Number of regulatory T cells rapidly restored in non‐rejected tumor‐bearing mice treated with anti‐CD25 mAb. CMS‐G4 (sarcoma; 2 × 10⁶) and CMC‐1 (carcinoma; 2 × 10⁶ or 2 × 10⁵) cells were intradermally inoculated into mice pre‐treated with anti‐CD25 mAb. Seven days after tumor inoculation, we evaluated absolute numbers of CD4 ⁺ Foxp3 ⁺ T cells in draining lymph nodes (DLNs) of the tumor‐bearing mice by flow cytometric analysis. As controls (Cont), we analyzed tumor‐free mice treated with control IgG or anti‐CD25 mAb. The data shown are the mean ± SD of four mice.
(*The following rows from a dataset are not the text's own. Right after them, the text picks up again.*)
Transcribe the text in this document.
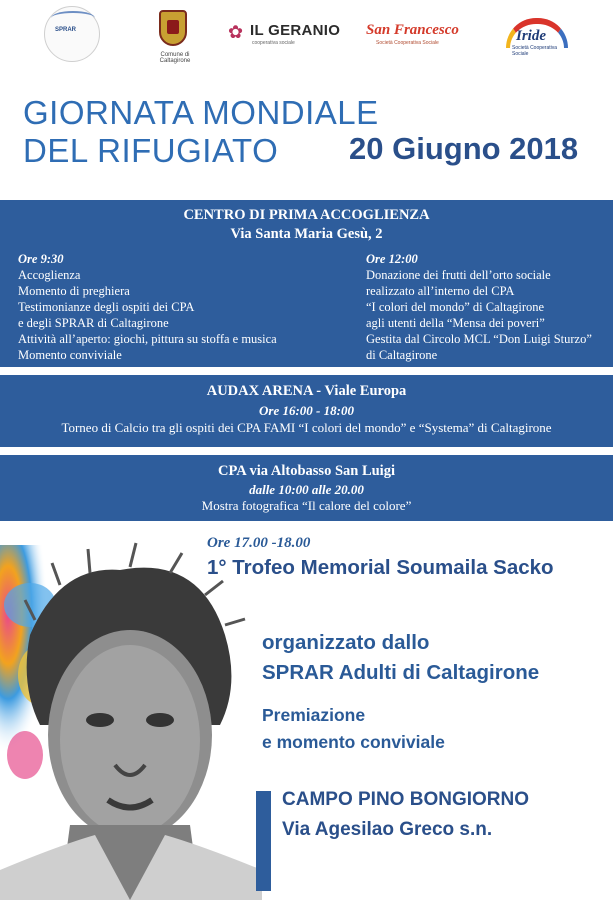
SPRAR
Comune di Caltagirone
✿ IL GERANIO
cooperativa sociale
San Francesco
Società Cooperativa Sociale	Iride
Società Cooperativa Sociale
GIORNATA MONDIALE
DEL RIFUGIATO 20 Giugno 2018
CENTRO DI PRIMA ACCOGLIENZA
Via Santa Maria Gesù, 2
Ore 9:30
Accoglienza
Momento di preghiera
Testimonianze degli ospiti dei CPA
e degli SPRAR di Caltagirone
Attività all’aperto: giochi, pittura su stoffa e musica
Momento conviviale
Ore 12:00
Donazione dei frutti dell’orto sociale
realizzato all’interno del CPA
“I colori del mondo” di Caltagirone
agli utenti della “Mensa dei poveri”
Gestita dal Circolo MCL “Don Luigi Sturzo”
di Caltagirone
AUDAX ARENA - Viale Europa
Ore 16:00 - 18:00
Torneo di Calcio tra gli ospiti dei CPA FAMI “I colori del mondo” e “Systema” di Caltagirone
CPA via Altobasso San Luigi
dalle 10:00 alle 20.00
Mostra fotografica “Il calore del colore”
Ore 17.00 -18.00
1° Trofeo Memorial Soumaila Sacko
organizzato dallo
SPRAR Adulti di Caltagirone
Premiazione
e momento conviviale
CAMPO PINO BONGIORNO
Via Agesilao Greco s.n.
Similar results were obtained in three separate experiments. –, tumor free or not applicable. *P < 0.03 versus CMS‐G4‐bearing mice group.

Figure 6

Inhibiting regulatory T cell recovery by treatment with anti‐transforming growth factor (TGF)‐β mAb leads to complete rejection of carcinoma. CMC‐1 (2 × 10⁵) cells were inoculated at day 0 into BALB/c mice pre‐treated with control IgG of PC61 (open circle, open triangle) or anti‐CD25 mAb (PC61; filled circle, filled triangle). Anti‐TGF‐β mAb (1D11; open triangle, filled circle) or control IgG of 1D11 (open circle, filled triangle) was injected i.p. six times at 2‐day intervals. Effects of the anti‐CD25 mAb and anti‐TGF‐β treatment were evaluated by monitoring subsequent tumor growth. The data shown are the mean ± SD of four mice. Photographs are representative at day 14. Similar results were obtained in three separate experiments.